Paris mayor Anne Hidalgo has set a goal of making Paris a 15-minute city. That is, providing Parisians with grocery stores, parks, cafes, sports facilities, health centers, and workplaces easily accessible within a 15-minute walk or bike ride. Earlier this year Streetsblog Chicago co-editor Courtney Cobbs looked at what it would take to turn Chicago into a 15-minute city. (At an average walking speed of 3 mph and a biking speed of 10 mph, that would be 0.75 miles or 6 full Chicago blocks, and 2.5 miles or 20 blocks, respectively.)
Back in August 2020, Metropolitan Planning Council transportation associate Jeremy Glover looked at that subject in a blog post entitled “The 15-Minute City: How close is Chicago?” Recently Doug Bright, a Chicago native who currently works for the city of Durham North Carolina on equitable strategies for reducing serious and fatal crashes, took a deeper dive into that subject in a master’s project, “Whose 15-Minute Windy City?: Evaluating Access to Walkable Places in Chicago,”
Glover used used GIS (geographic information system) software to create maps showing which areas of Chicago have easy access to essential services. He found that while most parts of town are within a 15-minute bike ride, areas where key services can be reached within a 15-minute walk are mostly clustered on the North and West sides.
Bright's goal was to compare demographics in areas with different levels of access to resources, and also take a closer look at areas with high access in a few different parts of Chicago.
Glover's analysis looked at access to eight different types of destinations: grocery stores, parks, libraries, elementary schools, high schools, hospitals or urgent care centers, pharmacies, and ‘L’ stations. He assigned an access zone to each point in the city, ranging from zero to eight based on how many types of resources a person can reach within 15 minutes in these areas.

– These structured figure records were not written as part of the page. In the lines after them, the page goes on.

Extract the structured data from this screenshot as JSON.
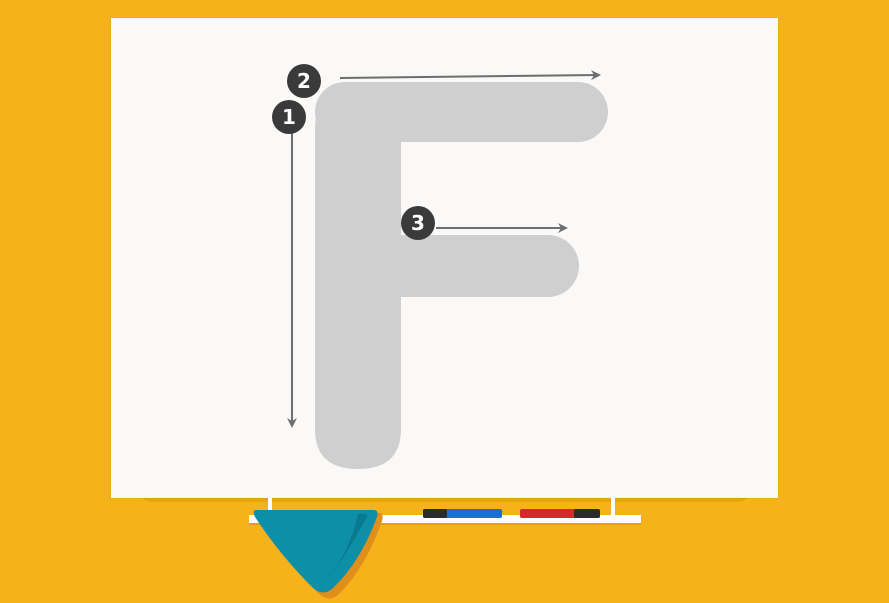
{
  "activity": {
    "letter": "F",
    "letter_color": "#CFCFCF",
    "guide_color": "#6E6E6E",
    "badge_color": "#3A3A3A"
  },
  "steps": [
    {
      "number": "1",
      "direction": "down"
    },
    {
      "number": "2",
      "direction": "right"
    },
    {
      "number": "3",
      "direction": "right"
    }
  ],
  "colors": {
    "background": "#F6B21A",
    "board": "#FAF9F7",
    "tray": "#FFFFFF",
    "eraser": "#0E8FA8",
    "marker_blue": "#1E6FC9",
    "marker_red": "#D42A2A"
  },
  "tray_items": [
    {
      "icon": "blue-marker-icon"
    },
    {
      "icon": "red-marker-icon"
    },
    {
      "icon": "eraser-icon"
    }
  ]
}
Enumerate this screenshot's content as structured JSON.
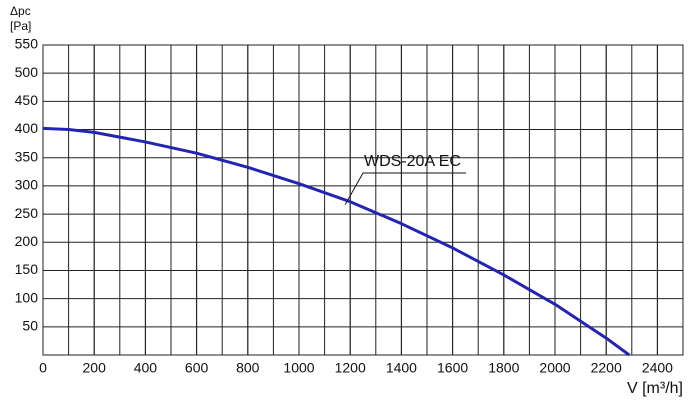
{
  "chart_data": {
    "type": "line",
    "ylabel": [
      "Δpc",
      "[Pa]"
    ],
    "xlabel": "V [m³/h]",
    "x": [
      0,
      100,
      200,
      400,
      600,
      800,
      1000,
      1200,
      1400,
      1600,
      1800,
      2000,
      2200,
      2290
    ],
    "series": [
      {
        "name": "WDS-20A EC",
        "color": "#2424b4",
        "values": [
          402,
          400,
          395,
          378,
          358,
          333,
          304,
          272,
          233,
          190,
          142,
          90,
          30,
          0
        ]
      }
    ],
    "xlim": [
      0,
      2500
    ],
    "ylim": [
      0,
      550
    ],
    "xticks": [
      0,
      200,
      400,
      600,
      800,
      1000,
      1200,
      1400,
      1600,
      1800,
      2000,
      2200,
      2400
    ],
    "yticks": [
      50,
      100,
      150,
      200,
      250,
      300,
      350,
      400,
      450,
      500,
      550
    ],
    "xminor": 100,
    "grid": true
  }
}
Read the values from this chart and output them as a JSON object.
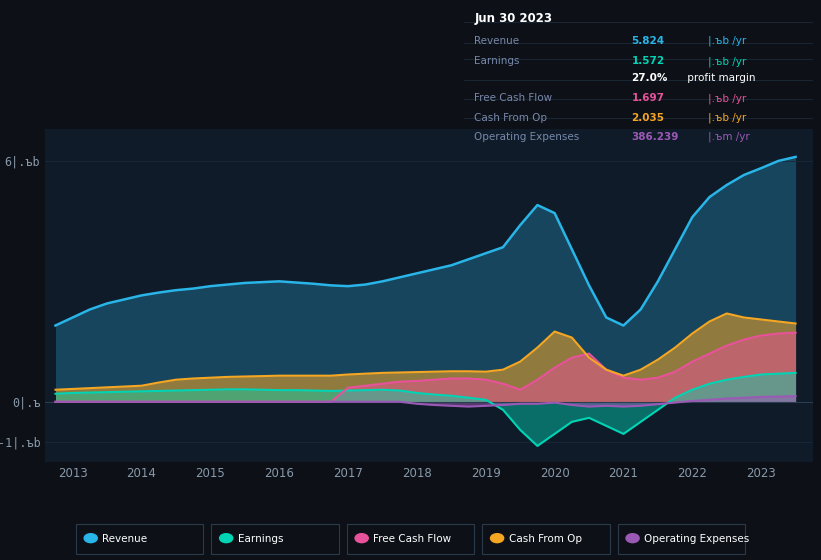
{
  "bg_color": "#0d1117",
  "plot_bg_color": "#0f1b28",
  "grid_color": "#1a2a3a",
  "years": [
    2012.75,
    2013.0,
    2013.25,
    2013.5,
    2013.75,
    2014.0,
    2014.25,
    2014.5,
    2014.75,
    2015.0,
    2015.25,
    2015.5,
    2015.75,
    2016.0,
    2016.25,
    2016.5,
    2016.75,
    2017.0,
    2017.25,
    2017.5,
    2017.75,
    2018.0,
    2018.25,
    2018.5,
    2018.75,
    2019.0,
    2019.25,
    2019.5,
    2019.75,
    2020.0,
    2020.25,
    2020.5,
    2020.75,
    2021.0,
    2021.25,
    2021.5,
    2021.75,
    2022.0,
    2022.25,
    2022.5,
    2022.75,
    2023.0,
    2023.25,
    2023.5
  ],
  "revenue": [
    1.9,
    2.1,
    2.3,
    2.45,
    2.55,
    2.65,
    2.72,
    2.78,
    2.82,
    2.88,
    2.92,
    2.96,
    2.98,
    3.0,
    2.97,
    2.94,
    2.9,
    2.88,
    2.92,
    3.0,
    3.1,
    3.2,
    3.3,
    3.4,
    3.55,
    3.7,
    3.85,
    4.4,
    4.9,
    4.7,
    3.8,
    2.9,
    2.1,
    1.9,
    2.3,
    3.0,
    3.8,
    4.6,
    5.1,
    5.4,
    5.65,
    5.82,
    6.0,
    6.1
  ],
  "earnings": [
    0.2,
    0.22,
    0.23,
    0.24,
    0.25,
    0.26,
    0.27,
    0.28,
    0.29,
    0.3,
    0.31,
    0.31,
    0.3,
    0.29,
    0.29,
    0.28,
    0.27,
    0.28,
    0.29,
    0.3,
    0.28,
    0.22,
    0.18,
    0.15,
    0.1,
    0.05,
    -0.2,
    -0.7,
    -1.1,
    -0.8,
    -0.5,
    -0.4,
    -0.6,
    -0.8,
    -0.5,
    -0.2,
    0.1,
    0.3,
    0.45,
    0.55,
    0.62,
    0.68,
    0.7,
    0.72
  ],
  "free_cash_flow": [
    0.0,
    0.0,
    0.0,
    0.0,
    0.0,
    0.0,
    0.0,
    0.0,
    0.0,
    0.0,
    0.0,
    0.0,
    0.0,
    0.0,
    0.0,
    0.0,
    0.0,
    0.35,
    0.4,
    0.45,
    0.5,
    0.52,
    0.55,
    0.58,
    0.58,
    0.55,
    0.45,
    0.3,
    0.55,
    0.85,
    1.1,
    1.2,
    0.8,
    0.6,
    0.55,
    0.6,
    0.75,
    1.0,
    1.2,
    1.4,
    1.55,
    1.65,
    1.7,
    1.72
  ],
  "cash_from_op": [
    0.3,
    0.32,
    0.34,
    0.36,
    0.38,
    0.4,
    0.48,
    0.55,
    0.58,
    0.6,
    0.62,
    0.63,
    0.64,
    0.65,
    0.65,
    0.65,
    0.65,
    0.68,
    0.7,
    0.72,
    0.73,
    0.74,
    0.75,
    0.76,
    0.76,
    0.75,
    0.8,
    1.0,
    1.35,
    1.75,
    1.6,
    1.1,
    0.8,
    0.65,
    0.8,
    1.05,
    1.35,
    1.7,
    2.0,
    2.2,
    2.1,
    2.05,
    2.0,
    1.95
  ],
  "op_expenses": [
    0.0,
    0.0,
    0.0,
    0.0,
    0.0,
    0.0,
    0.0,
    0.0,
    0.0,
    0.0,
    0.0,
    0.0,
    0.0,
    0.0,
    0.0,
    0.0,
    0.0,
    0.0,
    0.0,
    0.0,
    0.0,
    -0.05,
    -0.08,
    -0.1,
    -0.12,
    -0.1,
    -0.08,
    -0.05,
    -0.05,
    -0.02,
    -0.08,
    -0.12,
    -0.1,
    -0.12,
    -0.1,
    -0.06,
    -0.02,
    0.02,
    0.05,
    0.08,
    0.1,
    0.12,
    0.13,
    0.14
  ],
  "colors": {
    "revenue": "#29b5e8",
    "earnings": "#00d4b4",
    "free_cash_flow": "#e8529a",
    "cash_from_op": "#f5a623",
    "op_expenses": "#9b59b6"
  },
  "ylim": [
    -1.5,
    6.8
  ],
  "ytick_positions": [
    -1,
    0,
    6
  ],
  "ytick_labels": [
    "-1|.ъb",
    "0|.ъ",
    "6|.ъb"
  ],
  "xticks": [
    2013,
    2014,
    2015,
    2016,
    2017,
    2018,
    2019,
    2020,
    2021,
    2022,
    2023
  ],
  "xmin": 2012.6,
  "xmax": 2023.75,
  "legend_items": [
    {
      "label": "Revenue",
      "color": "#29b5e8"
    },
    {
      "label": "Earnings",
      "color": "#00d4b4"
    },
    {
      "label": "Free Cash Flow",
      "color": "#e8529a"
    },
    {
      "label": "Cash From Op",
      "color": "#f5a623"
    },
    {
      "label": "Operating Expenses",
      "color": "#9b59b6"
    }
  ],
  "infobox": {
    "date": "Jun 30 2023",
    "rows": [
      {
        "label": "Revenue",
        "value": "5.824",
        "unit": "|.ъb /yr",
        "color": "#29b5e8",
        "has_divider": true
      },
      {
        "label": "Earnings",
        "value": "1.572",
        "unit": "|.ъb /yr",
        "color": "#00d4b4",
        "has_divider": false
      },
      {
        "label": "",
        "value": "27.0%",
        "unit": " profit margin",
        "color": "#ffffff",
        "has_divider": true
      },
      {
        "label": "Free Cash Flow",
        "value": "1.697",
        "unit": "|.ъb /yr",
        "color": "#e8529a",
        "has_divider": true
      },
      {
        "label": "Cash From Op",
        "value": "2.035",
        "unit": "|.ъb /yr",
        "color": "#f5a623",
        "has_divider": true
      },
      {
        "label": "Operating Expenses",
        "value": "386.239",
        "unit": "|.ъm /yr",
        "color": "#9b59b6",
        "has_divider": true
      }
    ]
  }
}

Bright combined this info with Census data to get a sense of the demographics of residents living at each level of access.

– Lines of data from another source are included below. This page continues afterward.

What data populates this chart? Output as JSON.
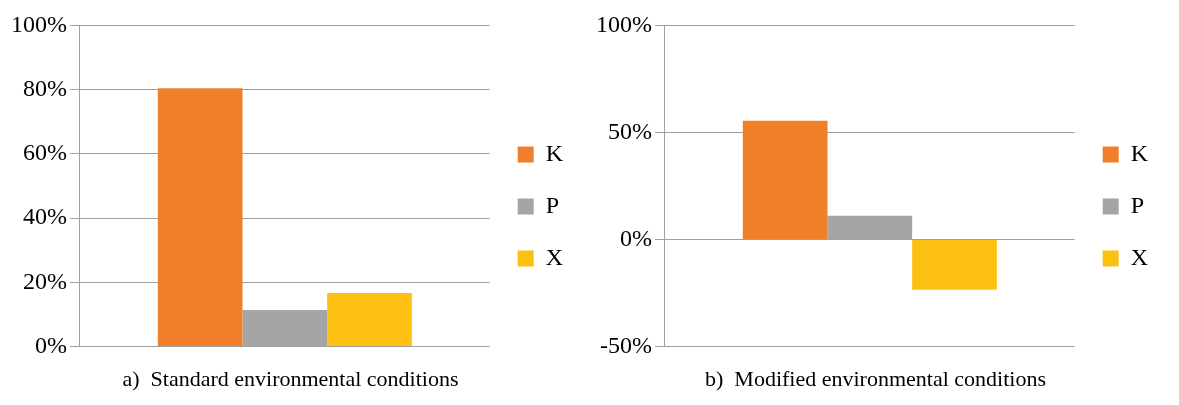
{
  "chart_data": [
    {
      "type": "bar",
      "title": "a)  Standard environmental conditions",
      "categories": [
        null
      ],
      "series": [
        {
          "name": "K",
          "color": "#f07f2a",
          "values": [
            80.4
          ]
        },
        {
          "name": "P",
          "color": "#a5a5a5",
          "values": [
            11.4
          ]
        },
        {
          "name": "X",
          "color": "#fcc012",
          "values": [
            16.7
          ]
        }
      ],
      "ylim": [
        0,
        100
      ],
      "yticks": [
        {
          "value": 0,
          "label": "0%"
        },
        {
          "value": 20,
          "label": "20%"
        },
        {
          "value": 40,
          "label": "40%"
        },
        {
          "value": 60,
          "label": "60%"
        },
        {
          "value": 80,
          "label": "80%"
        },
        {
          "value": 100,
          "label": "100%"
        }
      ],
      "grid": "y",
      "legend": "right",
      "tick_labels": "y"
    },
    {
      "type": "bar",
      "title": "b)  Modified environmental conditions",
      "categories": [
        null
      ],
      "series": [
        {
          "name": "K",
          "color": "#f07f2a",
          "values": [
            55.5
          ]
        },
        {
          "name": "P",
          "color": "#a5a5a5",
          "values": [
            11.1
          ]
        },
        {
          "name": "X",
          "color": "#fcc012",
          "values": [
            -23.5
          ]
        }
      ],
      "ylim": [
        -50,
        100
      ],
      "yticks": [
        {
          "value": -50,
          "label": "-50%"
        },
        {
          "value": 0,
          "label": "0%"
        },
        {
          "value": 50,
          "label": "50%"
        },
        {
          "value": 100,
          "label": "100%"
        }
      ],
      "grid": "y",
      "legend": "right",
      "tick_labels": "y"
    }
  ]
}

Unsurprisingly Bright found that white residents, who are more likely than other groups to live in dense neighborhoods, such as downtown and in the North Lakefront neighborhoods, are overrepresented in the areas that have high levels of access to essential resources. But counterintuitively, he also determined that "The highest poverty rate (22%, compared to an 18% city average) is also found at the highest level of access."
Bright took a closer look at five "patches" with access to all eight types of destinations: Uptown, Wicker Park, Little Italy/Medical District, Little Village/North Lawndale, and Englewood, whose demographics vary greatly from each other. For example, while Wicker Park is 68 percent white and has only a 2 percent unemployment rate and 10 percent poverty rate, Englewood is 97 percent Black and has a 21 percent joblessness rate and 43 percent poverty rate.
Bright's takeaway from his research is that "a baseline proximity to resources—while a requisite of urban accessibility, 15-Minute City model or otherwise—will not in and of itself generate equitable outcomes... Any strategies for planning imported (especially in a top-down manner) from other cities, countries, or continents should be regarded with healthy skepticism, as one-size-fits-all approaches are bound to ignore important nuances and autonomy of a place."
So while the 15-minute city is a great goal for Chicago, that alone will not guarantee equitable outcomes.